Michèle is the business leader of Crédit Mutuel’s “Cognitive Factory,” a team of more than 100 people in charge of implementing AI at scale in one of France’s largest banks. She has actively contributed to the launch of 15 successful cognitive solutions at Crédit Mutuel, leveraging IBM Watson technology to better serve 20,000 advisors and 12 million customers. One of those AI projects is an email analyzer that helps the bank manage the 350,000 emails that its branches receive every day, detecting customer intent with more than 80% accuracy.

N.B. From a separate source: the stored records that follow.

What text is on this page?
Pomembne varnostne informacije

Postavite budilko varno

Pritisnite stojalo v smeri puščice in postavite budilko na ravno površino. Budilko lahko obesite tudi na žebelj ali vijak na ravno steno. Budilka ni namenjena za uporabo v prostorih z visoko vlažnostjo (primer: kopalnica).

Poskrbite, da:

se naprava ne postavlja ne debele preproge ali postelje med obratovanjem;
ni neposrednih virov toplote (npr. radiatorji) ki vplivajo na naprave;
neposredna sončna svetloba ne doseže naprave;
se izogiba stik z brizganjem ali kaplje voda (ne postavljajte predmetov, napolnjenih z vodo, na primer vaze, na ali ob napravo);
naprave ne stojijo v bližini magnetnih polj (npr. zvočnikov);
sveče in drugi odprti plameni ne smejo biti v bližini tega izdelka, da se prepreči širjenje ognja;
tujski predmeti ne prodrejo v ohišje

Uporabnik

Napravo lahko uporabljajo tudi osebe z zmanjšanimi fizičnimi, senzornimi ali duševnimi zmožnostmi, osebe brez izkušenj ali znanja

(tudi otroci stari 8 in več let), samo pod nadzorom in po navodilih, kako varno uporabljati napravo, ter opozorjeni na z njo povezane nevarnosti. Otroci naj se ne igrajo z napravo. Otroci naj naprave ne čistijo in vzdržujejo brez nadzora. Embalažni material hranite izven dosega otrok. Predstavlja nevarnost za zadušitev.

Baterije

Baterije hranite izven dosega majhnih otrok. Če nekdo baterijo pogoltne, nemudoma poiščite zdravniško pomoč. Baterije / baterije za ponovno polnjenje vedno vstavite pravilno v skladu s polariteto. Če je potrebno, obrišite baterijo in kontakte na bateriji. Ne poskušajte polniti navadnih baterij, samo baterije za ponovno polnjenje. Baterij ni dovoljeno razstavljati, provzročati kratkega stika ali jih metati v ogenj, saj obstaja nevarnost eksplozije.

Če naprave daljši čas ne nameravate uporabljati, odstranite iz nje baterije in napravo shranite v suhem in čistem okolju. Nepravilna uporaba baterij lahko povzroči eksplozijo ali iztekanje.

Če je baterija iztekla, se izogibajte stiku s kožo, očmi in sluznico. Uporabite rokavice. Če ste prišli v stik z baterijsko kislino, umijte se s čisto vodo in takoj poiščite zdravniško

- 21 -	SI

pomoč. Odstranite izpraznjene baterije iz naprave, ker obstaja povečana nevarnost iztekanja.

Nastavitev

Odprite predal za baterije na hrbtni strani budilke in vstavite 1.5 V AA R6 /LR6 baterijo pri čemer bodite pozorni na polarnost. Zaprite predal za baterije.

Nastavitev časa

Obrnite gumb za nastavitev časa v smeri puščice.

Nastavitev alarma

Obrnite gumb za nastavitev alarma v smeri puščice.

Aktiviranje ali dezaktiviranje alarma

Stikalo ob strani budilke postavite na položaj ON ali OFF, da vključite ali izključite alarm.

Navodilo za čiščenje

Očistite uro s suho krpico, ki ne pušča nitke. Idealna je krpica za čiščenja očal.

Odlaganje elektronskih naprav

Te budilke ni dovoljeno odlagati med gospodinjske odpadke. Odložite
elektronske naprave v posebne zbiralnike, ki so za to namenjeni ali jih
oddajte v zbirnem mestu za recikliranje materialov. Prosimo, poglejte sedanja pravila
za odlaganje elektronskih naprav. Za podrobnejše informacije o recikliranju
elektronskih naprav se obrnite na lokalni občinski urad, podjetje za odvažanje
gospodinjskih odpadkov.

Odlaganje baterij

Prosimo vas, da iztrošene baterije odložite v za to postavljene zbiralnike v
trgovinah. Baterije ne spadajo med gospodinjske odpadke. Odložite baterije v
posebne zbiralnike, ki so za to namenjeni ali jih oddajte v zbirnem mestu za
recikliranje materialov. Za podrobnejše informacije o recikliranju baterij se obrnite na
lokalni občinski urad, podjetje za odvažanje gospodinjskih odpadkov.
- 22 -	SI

What did you learn as you implemented AI?
During the first six months, I was in part-time mode: I was working 50% of the time as a branch director, and 50% in my new role as business leader at the Cognitive Factory. This allowed me to be at the same time an end-user of the first cognitive solutions and to start gathering the AI principles. At the end of this period, I was able to understand the specific vocabulary, the methods, the new ways of working and the different tools. Once my onboarding completed, I learned how to efficiently use my field experience and my domain expertise, to put them at the service of the construction and continuous improvement of cognitive solutions.

Why should women be more involved in the creation and use of AI?
I think that any company needs employees with different profiles, background and competencies. Women are often more attentive, have more communication skills and provide a different vision in AI. But I am convinced that a fair balance between men and women promotes creativity and innovation. The under-representation of women in AI, like the under-representation of ethnic minorities, for example, can have a significant social impact.

What’s the best career advice you’ve received?
You have to know how to get out of your comfort zone to give the best of yourself. And you have to have beliefs—then you have to go test them in the field, to verify if you are on the right track.

Anything else you would like to share?
I would like to share a quotation from Pierre-Georges Latécoère, the French aeronautics industry pioneer: “All the calculations show it cannot work. There is only one thing to do: make it work.”